Reviewed by Kana
Who it's for, and whether it holds up.
"Battle Through the Heavens" is the xuanhuan equivalent of comfort food. You know the shape before you start: genius demoted to trash, mysterious mentor, enemies who need humbling, alchemy as a secondary power system. Heavenly Silkworm Potato runs this formula competently, and in the early arcs the underdog structure gives Xiao Yan's wins genuine satisfaction.
The alchemy system is the novel's most distinctive feature and genuinely earns its page time. The detailed process of crafting medicines adds texture that pure combat-focused stories lack, and it gives the protagonist a skill that requires patience and study rather than just escalating power. The action, when it is not buried in extended setup, moves well.
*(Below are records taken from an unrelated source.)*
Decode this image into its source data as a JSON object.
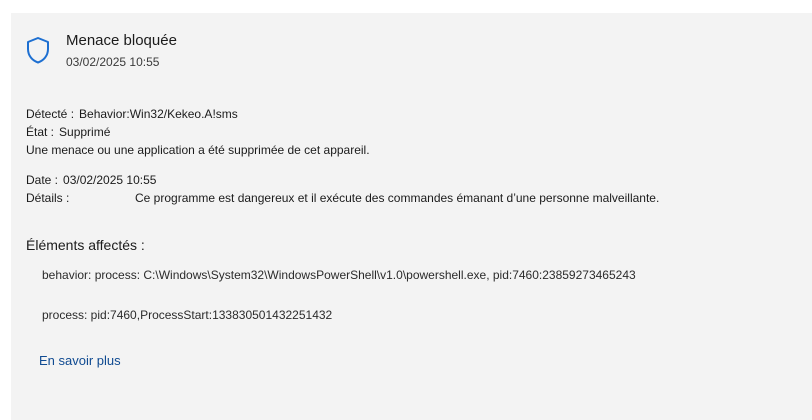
{
  "header": {
    "title": "Menace bloquée",
    "datetime": "03/02/2025 10:55",
    "icon": "shield-icon"
  },
  "summary": {
    "detected_label": "Détecté :",
    "detected_value": "Behavior:Win32/Kekeo.A!sms",
    "status_label": "État :",
    "status_value": "Supprimé",
    "description": "Une menace ou une application a été supprimée de cet appareil."
  },
  "info": {
    "date_label": "Date :",
    "date_value": "03/02/2025 10:55",
    "details_label": "Détails :",
    "details_value": "Ce programme est dangereux et il exécute des commandes émanant d’une personne malveillante."
  },
  "affected": {
    "title": "Éléments affectés :",
    "items": [
      "behavior: process: C:\\Windows\\System32\\WindowsPowerShell\\v1.0\\powershell.exe, pid:7460:23859273465243",
      "process: pid:7460,ProcessStart:133830501432251432"
    ]
  },
  "learn_more": "En savoir plus",
  "colors": {
    "accent": "#0f4a91",
    "shield_stroke": "#1d6fd1",
    "panel_bg": "#f3f3f3"
  }
}
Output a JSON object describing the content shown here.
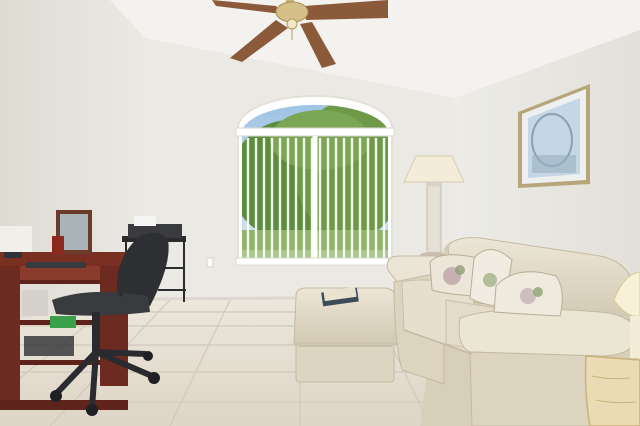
{
  "image": {
    "kind": "photograph",
    "scene": "living-room-home-office",
    "colors": {
      "wall": "#e8e6e0",
      "ceiling": "#f2f1ec",
      "floor_tile": "#e6e0d4",
      "grout": "#cfc8ba",
      "window_frame": "#ffffff",
      "tree_green": "#6e9a48",
      "sky": "#a8c8e6",
      "leather": "#e3dccb",
      "leather_shadow": "#c9c0aa",
      "desk_wood": "#7a2f23",
      "chair_black": "#2e2f33",
      "fan_blade": "#8b5a3a",
      "lamp_shade": "#f4ecd8"
    },
    "icons": [
      "ceiling-fan",
      "arched-window",
      "floor-lamp",
      "framed-art",
      "sofa",
      "ottoman",
      "office-chair",
      "desk",
      "side-table"
    ]
  }
}
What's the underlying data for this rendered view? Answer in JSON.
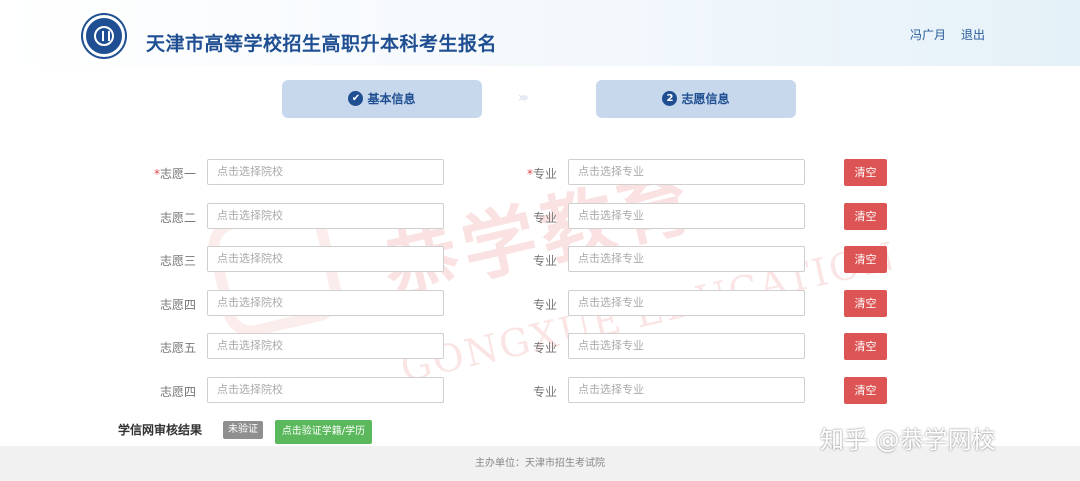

The problems are structural and persistent. The pacing drags badly in training arcs, and the antagonist cycle, arrogant young master, his clan, his clan's patron, repeat, becomes mechanical well before the story ends. Female characters are given names and some backstory but exist largely to register admiration for the protagonist. The plot armor is heavy, in that last-second rescue way that eventually stops generating tension entirely.
None of this is surprising for the genre, but "Battle Through the Heavens" does not transcend the formula enough to escape the genre's weaknesses. It is a decent entry point for readers new to xuanhuan precisely because it is so representative. At 3.8, that is about right: readable, occasionally engaging, built for volume rather than depth.